On August 23, 2021, at 9:45pm, my phone rang. It was my federal defense attorney, a man I hadn’t spoken with in two years. My stomach plunged and my vision swam. There could be one reason for him reaching out. I turned to my wife and told her I was sorry. She told me she loved me.

I answered the phone and was swallowed up by the sea monster in one gulp.

A 100-kilo marijuana conspiracy. Same charge I offered to plead out to in 2019.

I was pilloried in the papers for telling the feds that their system was in fact a joke in a 7-year-old YouTube video.

I accepted responsibility for my actions. I never sought to pass my issues onto anyone else. I once said their laws are arbitrary, and now in fulfillment of that contention, I will be sentenced to prison for something that is de facto legal in our nation. While billionaires get richer breaking the same law I did, I’ll rot. Away from my wife and family, not even allowed a hug or kiss due to COVID.

When the prosecution released their sentencing memo, my suspicions were confirmed. While it mentioned my cannabis “crimes,” the majority of its venomous content was focused on my prior commercial. An advertisement and satire that had nothing to do with the current charges or my weed dealing career. Their repeated attempts to flip me were unsuccessful, the assistant United States attorney instead launched a tantrum by document trying once again to smear me with irrelevant First Amendment protected conduct that was legal. Now it was clear. Their motivations for pursuing my case over two and a half years were fueled by law enforcement animus at someone who refused to respect their system. Any shred of pretense was stripped away as each heading of the memo contained a quote from the “Thanks Dan” ad. They had spent hundreds of man hours and untold tax-payer dollars to get me for a crime I had offered to plead to years ago.

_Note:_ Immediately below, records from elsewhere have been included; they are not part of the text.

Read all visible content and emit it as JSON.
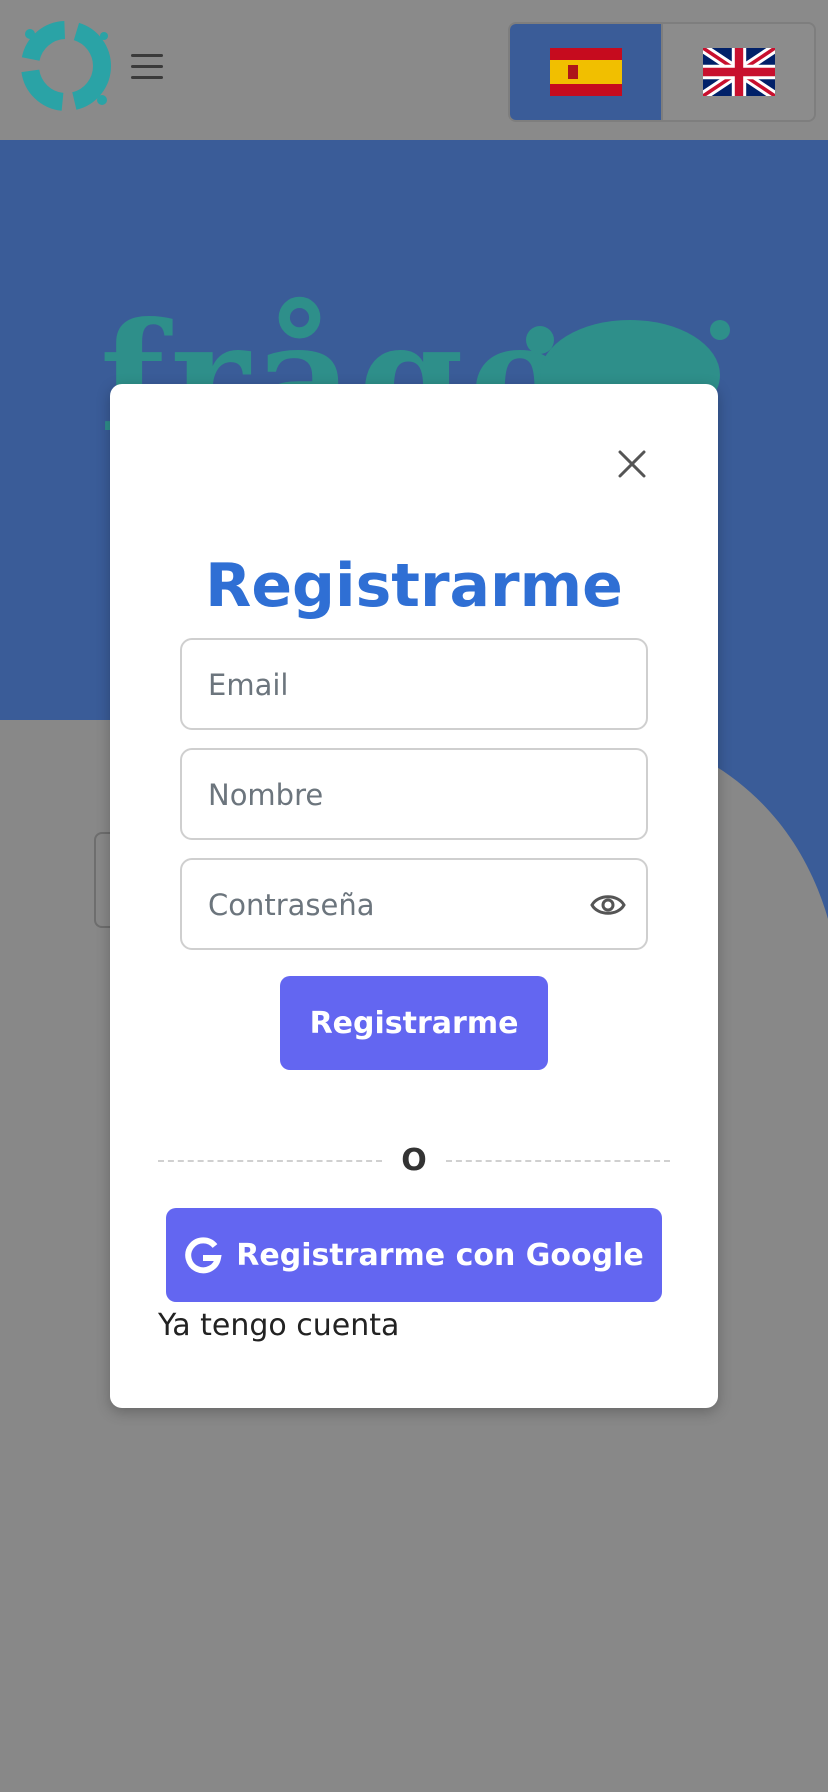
{
  "header": {
    "logo_icon": "splash-logo-icon",
    "menu_icon": "hamburger-menu-icon",
    "languages": [
      {
        "code": "es",
        "icon": "spain-flag-icon",
        "active": true
      },
      {
        "code": "en",
        "icon": "uk-flag-icon",
        "active": false
      }
    ]
  },
  "hero": {
    "text": "frågor"
  },
  "modal": {
    "title": "Registrarme",
    "close_icon": "close-icon",
    "email_placeholder": "Email",
    "name_placeholder": "Nombre",
    "password_placeholder": "Contraseña",
    "password_toggle_icon": "eye-icon",
    "register_button": "Registrarme",
    "divider_text": "O",
    "google_button": "Registrarme con Google",
    "google_icon": "google-g-icon",
    "have_account_link": "Ya tengo cuenta"
  },
  "colors": {
    "primary": "#6366f1",
    "title": "#2f6fd4",
    "hero_bg": "#3a5c98",
    "overlay": "#888888"
  }
}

They said that hitting me with the minimum would promote respect for the law due to the fact I said that “laws are arbitrary” in the ad. So, to muzzle me they sentenced me under the most arbitrary law they had going. Irony is often lost on fascists however. My refusal to cooperate and help them save face threw them into a lather.

That desperate run for freedom failed.

If you think I am undeserving of mercy or consideration, then I won’t disabuse you of your assertion. I’m not special. There are 40,000 cannabis prisoners in the U.S. today and almost 3,000 in the federal system. Many people stand up and catch monstrous sentences despite being betrayed themselves. I told on no one. Many people told on me.

President Joe Biden has had numerous letters and proclamations demanding all federal cannabis offenders be pardoned in accordance with his campaign promises. As of this writing, he has pardoned two turkeys — and no people.

Cannabis prohibition has destroyed my life and that of my wife. I may be one of the last cannabis prisoners. I hope I am the last one. I wouldn’t wish this on my worst enemy.